VSCodeが開発コンテナに接続されている|クリックすると拡大します

Pythonのバージョンも確認できました。

UIからコンテナを作成するメリット

UI操作で作成すると次のようなメリットが挙げられます。

  • テンプレートベースで初心者にもわかりやすい
  • 設定項目を選択形式でカスタマイズできる
  • Dockerfileの知識がなくてもすぐに開発環境を作れる
  • VS Codeのガイドに沿って操作できるためミスが少ない

作成手順が決まっているので、コンテナ作成に躓かないのが良い点ですね。

.devcontainerから開発コンテナを作成する場合

UI操作に頼らず、手動で.devcontainerディレクトリを作成し構成ファイルを用意する方法もあります。

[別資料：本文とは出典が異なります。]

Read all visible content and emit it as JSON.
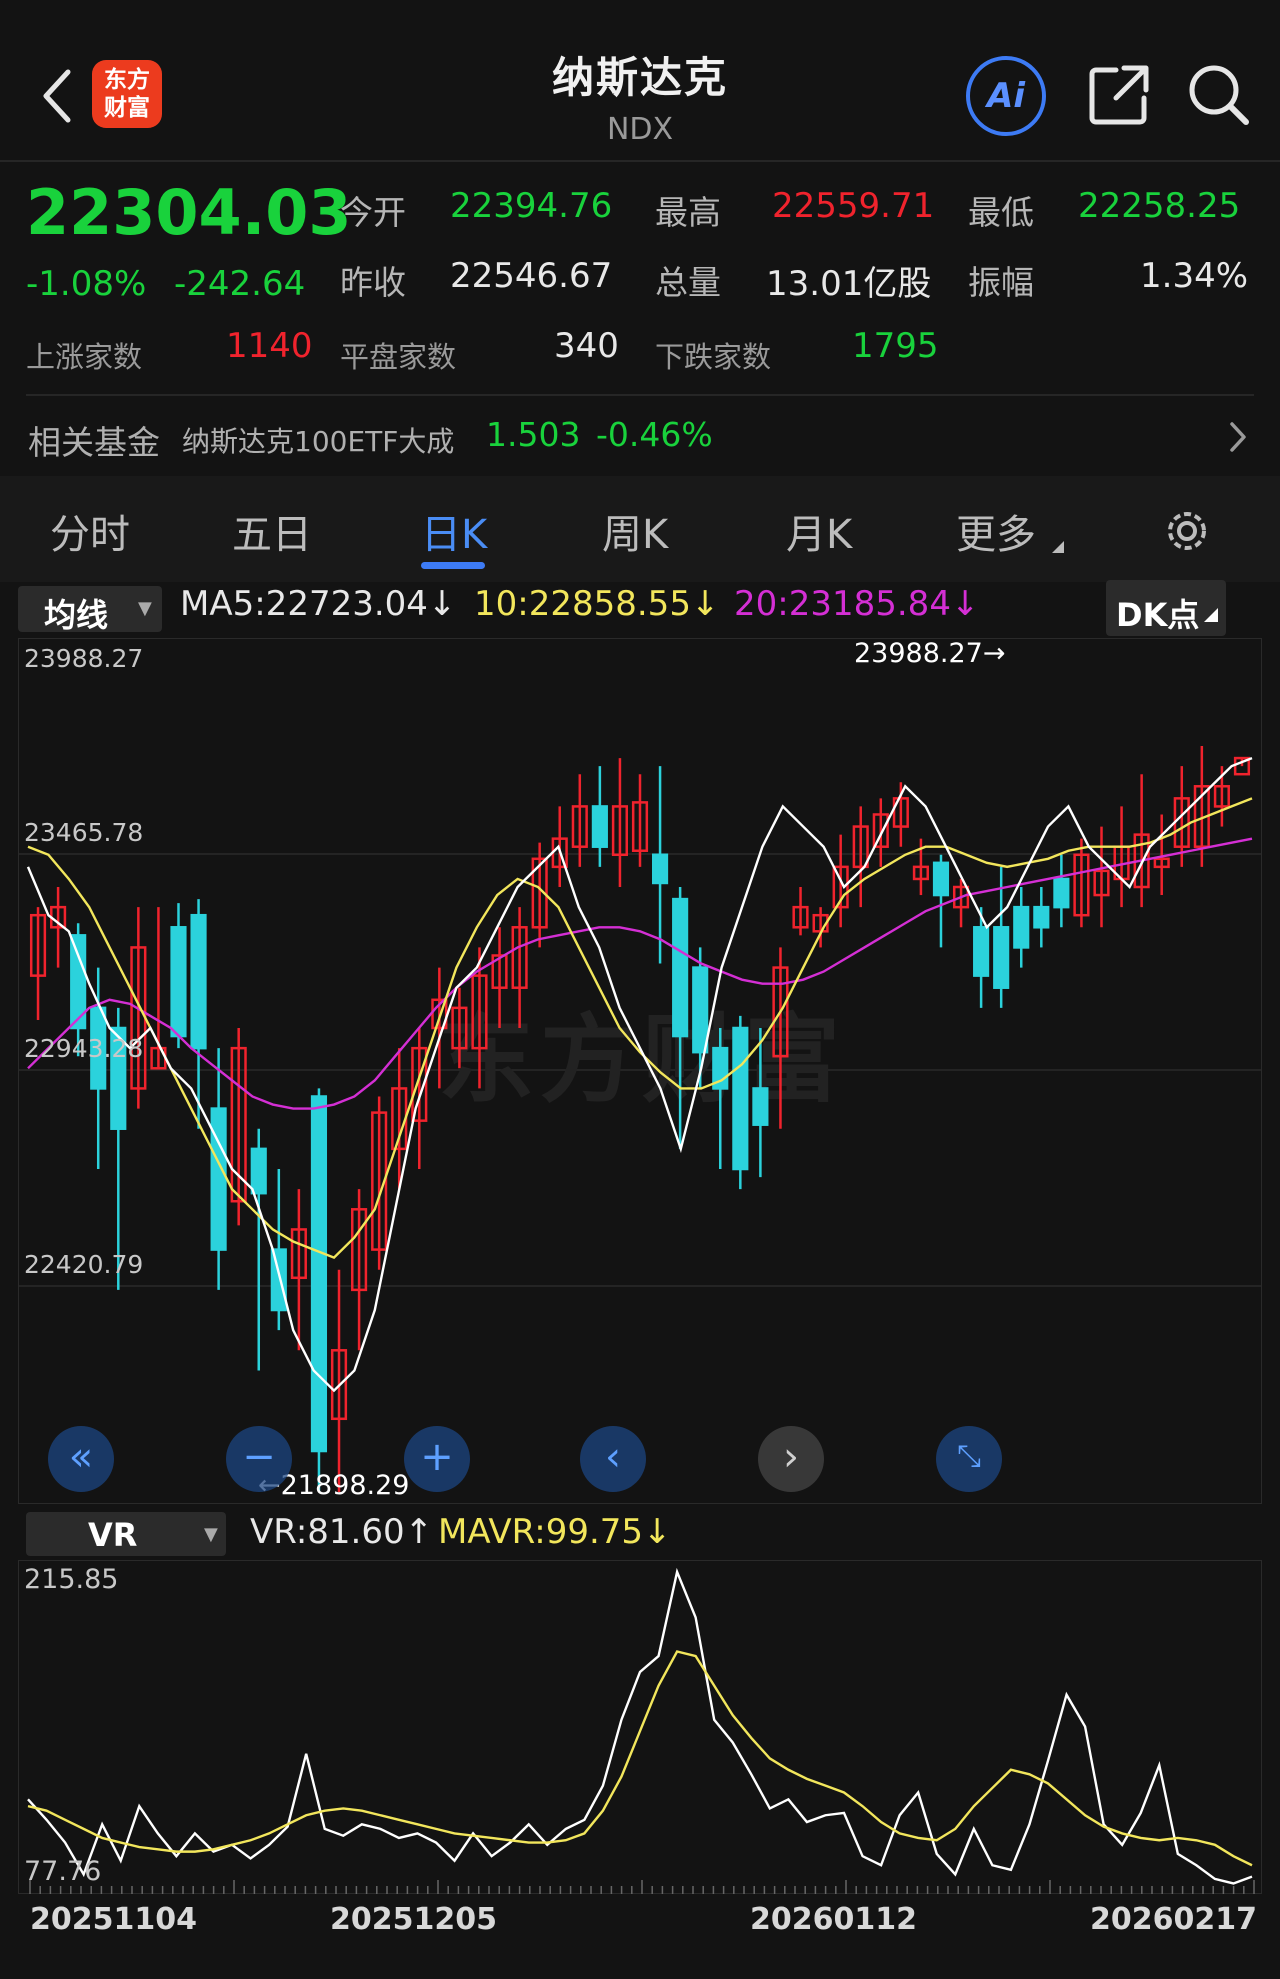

プロジェクトディレクトリ(my-devcontainer-debian-project)を作成します。
その中に.devcontainerフォルダを作成し、設定ファイルを配置します。

devcontainer.json

{
    "name": "Python3.11 based Debian Development Environment",
    "build": {
      "dockerfile": "Dockerfile"
    },
    "customizations": {
        // VSCode拡張機能
        "vscode": {
          "extensions": [
            // Python
            "ms-python.python",
            // Japanese Language Pack for Visual Studio Code
            "MS-CEINTL.vscode-language-pack-ja"
        ]
        }
    }
}

devcontainer.jsonを作成する場合はDev Container metadata referenceを確認ください。

Dev Container metadata reference
The devcontainer.json file contains any needed metadata and settings required to configurate a development container for...

また、vscode extensionsに入れる識別子は拡張機能から確認できます。

識別子の確認方法|クリックすると拡大します

Dockerfile

# Debian bullseye ベースの Python 3.11 環境
FROM python:3.11-slim-bullseye

ファイルを保存したら、VS Codeの左下「><」メニューから「コンテナーで再度開く」をクリックします。

UI操作の時と同じように、イメージのダウンロードが始まり、自動的に新しいウィンドウが開きます。

開発コンテナー名が変わったこと(Python3.11 based Debina..)やPythonのバージョンも確認できました。

作成したコンテナに接続できた|クリックすると拡大します

今回はコンテナを作成すると同時にVSCodeの拡張機能もインストールしました。
拡張機能の一覧から確認できますね。

.devcontainerから開発コンテナを作成するメリット

設定ファイルを用意するため次のようなメリットが挙げられます。

  • より細かく、自由度の高い環境構成ができる
  • Dockerfileを使って独自の開発環境を構築可能
  • .devcontainerディレクトリごとGitにコミットすれば、チーム全体で統一環境を共有できる
  • 複数のサービス(DBなど)を使う場合は docker-compose にも対応可能

開発コンテナを作成した後に毎回同じような拡張機能をインストールするのは手間ですよね。
.devcontainerを使えば簡単に複製ができるので作業の効率化に役立つでしょう。

まとめ

Dev Containersは、VSCodeとDockerを活用して「誰でも同じ環境で開発ができる」ようにする強力なツールです。特にチーム開発では、環境差異によるトラブルを減らし、開発のスピードと品質を向上させることができます。

UIを使えば簡単に環境を作成でき、手動で.devcontainerを構成すれば、より柔軟なカスタマイズも可能です。

開発環境の再現性を高めたい方、複数プロジェクトを効率よく切り替えたい方は、ぜひDev Containersを導入してみてはいかがでしょうか。